先週金曜のWBS

 神鋼の件自体は別として、会見に参加した大浜キャスターの感想として『今日の会見の中ではっきり言っていたのは、収益性であったり効率性ばかりに目が行って、現場が不正を働かないといけないような状況になっているということに気が付かなかったんだというんですね。これ、はっきり言われると正直ショック』と表現していたのだが、はたしてその『ショック』とはどういったものか?というのに興味があったりする。
 この発言に大浜キャスターが続けたのは、競争力と信頼性についてなので、そういった観点から想像できなくはないのだが、「けれども」という逆接の接続助詞でつながっているので、単純に深掘りしたわけではないことから、何ともいえない気もする。
 今回の大浜キャスターの発言にかかわらず、先の三菱の件以前のリコール隠し(トラックの件あたり)とかでも、既に『ショック』と感想を漏らしている者が一定数いたように思う。
 ただ、それには、名の知れた企業がやらかしたことに、であったり、経済的な影響や風評なども加味したいわゆる「安心」という領域をも含む信頼性ということに、であったりというところから始まって、システム論、組織論、教育論などのある程度定性的で抽象的なものにおけるアプローチの間違いや限界に、であったり、行動学的、心理学的な具体的事象が影響を及ぼした根幹の齟齬や誤りに、であったり、国際競争力とか国としての国際的な政治的、経済的、社会的、文化的などの影響を考慮した上でのつまづきや敗退に、といった領域というのも考えられるわけで、範囲は広いと思える。
 とはいえ、『ショック』ですね、という状態で投げっぱなしにしてしまうと、企業、組織内において、社員を鼓舞したり、社員が努力したりすること全体をネガディブ側に割り付ける(場合によっては悪だと断じる)という非常に表面的でいかに易きに流れるか(よくいう安きではないというダジャレ)という論法であると捉えられかねない。(人間工学上、使命が易ければ不正やミスが起こりにくくなるわけではないので、多くの場合、一応正しくないといっていいとは思うのだが)
 ただ、掘り下げれば掘り下げるほど、公共性という観点から不穏当になっていくのは確かなわけで、視聴者が感じている『ショック』と大浜キャスターが会見場で感じた『ショック』を一致させることに心血を注ぐよりは、あなたの『ショック』がまさしく『ショック』であるというように理解せしめる報道手法というのもあっていいようにも思ったり。

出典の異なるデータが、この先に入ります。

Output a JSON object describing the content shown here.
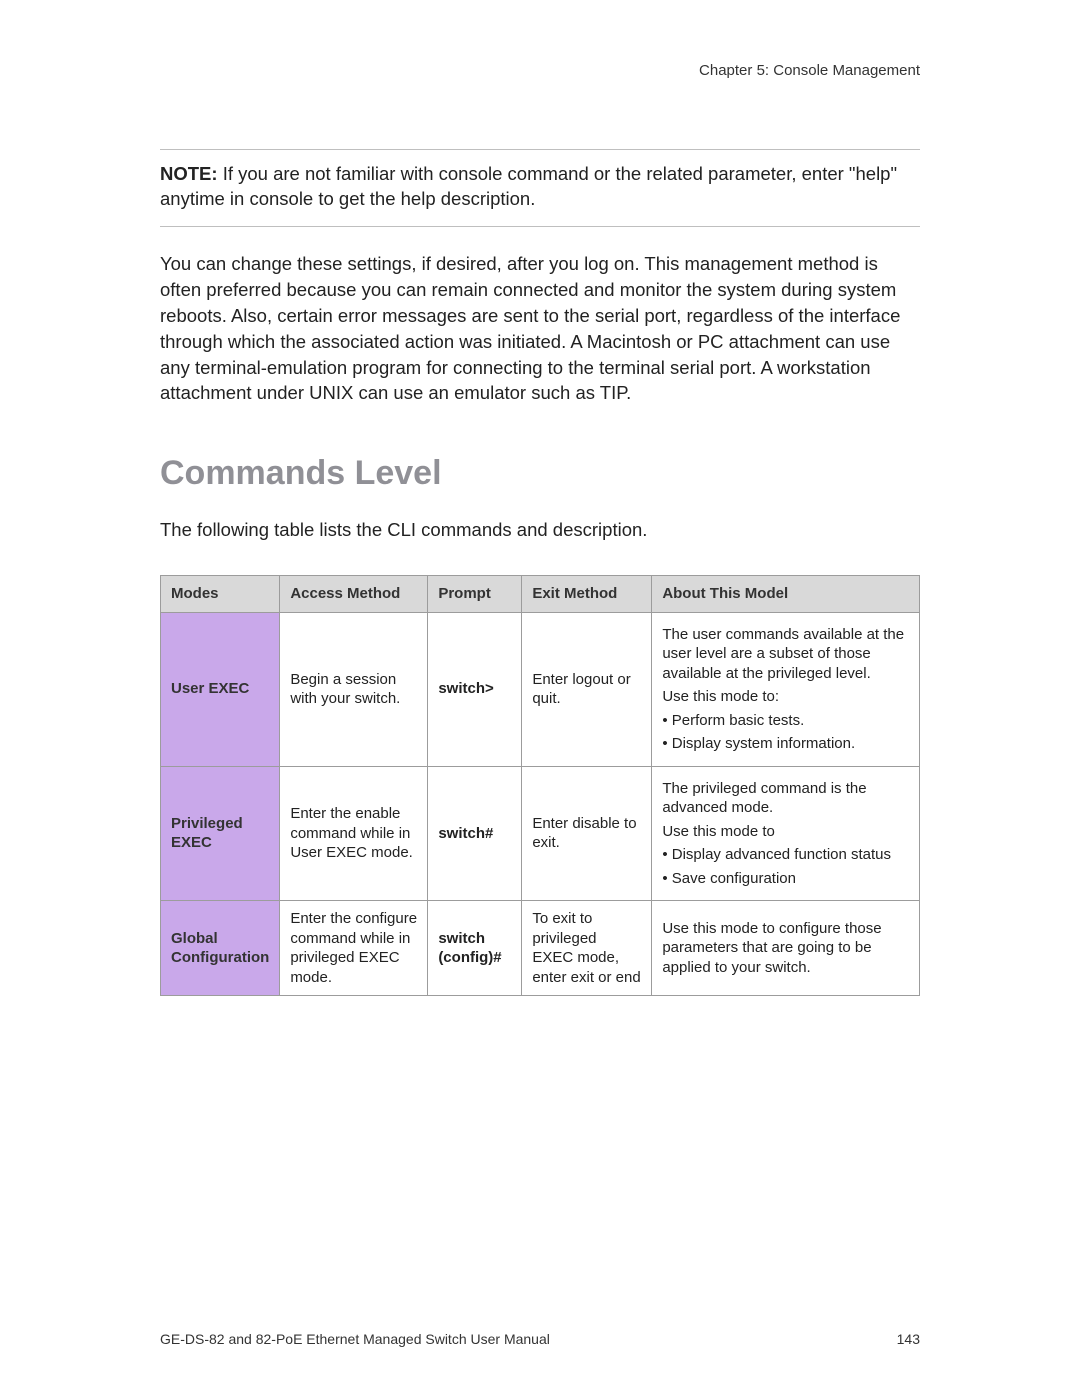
{
  "chapter": "Chapter 5: Console Management",
  "note_label": "NOTE:",
  "note_text": " If you are not familiar with console command or the related parameter, enter \"help\" anytime in console to get the help description.",
  "para1": "You can change these settings, if desired, after you log on. This management method is often preferred because you can remain connected and monitor the system during system reboots. Also, certain error messages are sent to the serial port, regardless of the interface through which the associated action was initiated. A Macintosh or PC attachment can use any terminal-emulation program for connecting to the terminal serial port. A workstation attachment under UNIX can use an emulator such as TIP.",
  "heading": "Commands Level",
  "table_intro": "The following table lists the CLI commands and description.",
  "headers": {
    "modes": "Modes",
    "access": "Access Method",
    "prompt": "Prompt",
    "exit": "Exit Method",
    "about": "About This Model"
  },
  "rows": {
    "r1": {
      "mode": "User EXEC",
      "access": "Begin a session with your switch.",
      "prompt": "switch>",
      "exit": "Enter logout or quit.",
      "about_p1": "The user commands available at the user level are a subset of those available at the privileged level.",
      "about_p2": "Use this mode to:",
      "about_li1": "• Perform basic tests.",
      "about_li2": "• Display system information."
    },
    "r2": {
      "mode": "Privileged EXEC",
      "access": "Enter the enable command while in User EXEC mode.",
      "prompt": "switch#",
      "exit": "Enter disable to exit.",
      "about_p1": "The privileged command is the advanced mode.",
      "about_p2": "Use this mode to",
      "about_li1": "• Display advanced function status",
      "about_li2": "• Save configuration"
    },
    "r3": {
      "mode": "Global Configuration",
      "access": "Enter the configure command while in privileged EXEC mode.",
      "prompt": "switch (config)#",
      "exit": "To exit to privileged EXEC mode, enter exit or end",
      "about_p1": "Use this mode to configure those parameters that are going to be applied to your switch."
    }
  },
  "footer_left": "GE-DS-82 and 82-PoE Ethernet Managed Switch User Manual",
  "footer_right": "143"
}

 個人的には、国際的な競争の中で収益性や効率性を求めるのが国内企業だけに限られるわけではないし、収益性や効率性を求める世界各国の企業が一律に不正を働いてどんどんマスコミにネタを提供しているわけでもないし、ある意味それなりのバイアスがかかっているとはいえ、不祥事に際して収益性や効率性を求めていたことを激しく強調する割には、国内の労働生産性が低いという各点を単純に線で結べないこと、そしてなぜかそれに言及されることがほとんどないことに対して、どこかしらかで何らかの忖度が必要とされている結果なのか、それとも私があまりに馬鹿すぎるのか、ますます恐ろしくなることに『ショック』だったりするのだが、それとは別に、くだんの企業に対して風が吹けばレベルに遠縁の知り合いが、くだんの件に一言「正直どうでもいい」と苦笑いしながらも吐き捨てたのは、それはそれで世知辛すぎて『ショック』だったりした。